Question

Determine two pairs of polar coordinates for the point (3, -3) with 0°≤ θ < 360°

Answer 1

`\left ( 3√(2),135^(\circ) \right )\,,\,\left ( 3√(2),315^(\circ) \right )`

Explanation:

Let (x,y) be the rectangular coordinates of the point.

Here,
`(x,y)=(3,-3)`

Let polar coordinates be
`(r,\theta )` such that
`r=√(x^2+y^2)\,,\,\theta =\arctan \left ( (y)/(x) \right )`

`r=√(3^2+(-3)^2)=√(18)=3√(2)`

`\theta =\arctan \left ( (-3)/(3) \right )= \arctan (-1)`

We know that tan is negative in first and fourth quadrant, we get

`\theta =\pi-(\pi)/(4)=(3\pi)/(4)=135^(\circ)\\\theta =2\pi-(\pi)/(4)=(7\pi)/(4)=315^(\circ)`

So, polar coordinates are
`\left ( 3√(2),135^(\circ) \right )\,,\,\left ( 3√(2),315^(\circ) \right )`

Answer 2

`(3 √(2) ,135 \degree) \: \: and \: \: (3 √(2) ,315 \degree)`

Explanation:

Polar coordinates are of the form:

`(r,\theta)`

where

`r = \sqrt{ {x}^(2) + {y}^(2) }`

and

`\theta = \tan^( - 1) ( (y)/(x) )`

The given rectangular coordinates are: (3,-3).

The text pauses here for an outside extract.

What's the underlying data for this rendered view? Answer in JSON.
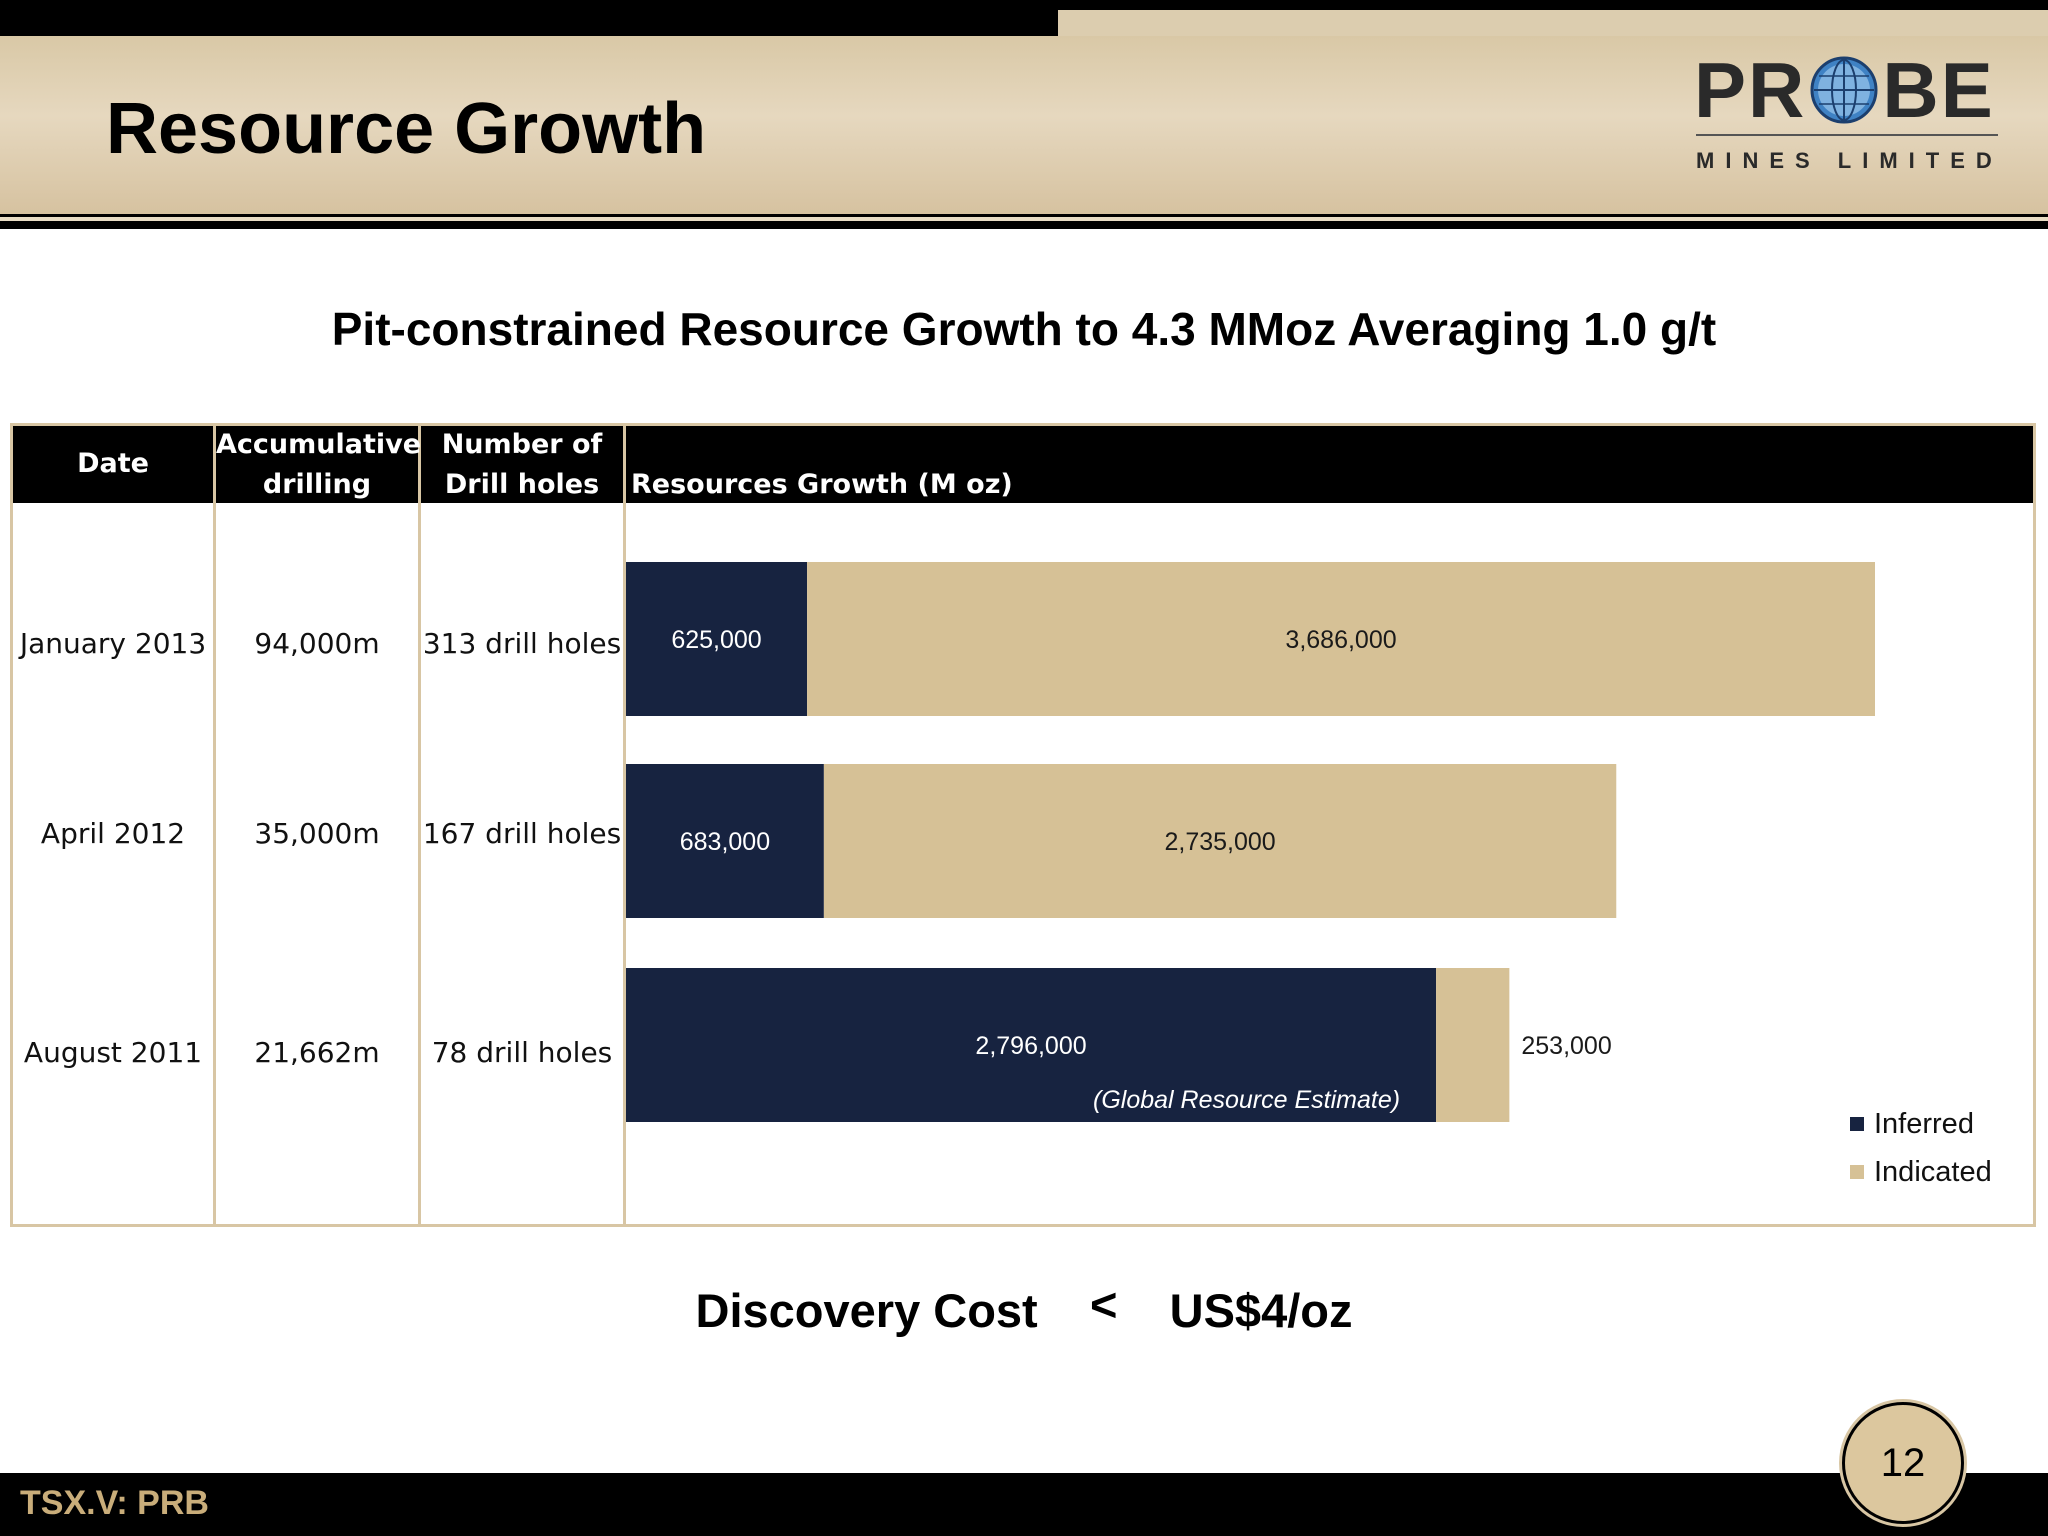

`r = \sqrt{ {3}^(2) + {( - 3)}^(2) }`

`r = √(9 + 9) = √(18)`

`r = 3 √(2)`

`\theta = \tan^( - 1) ( ( - 3)/(3) )`

`\theta = \tan^( - 1) ( - 1 )`

`\theta =135 \degree \: \: or \: \: 315 \degree`

The two polar coordinates are:

`(3 √(2) ,135 \degree) \: \: and \: \: (3 √(2) ,315 \degree)`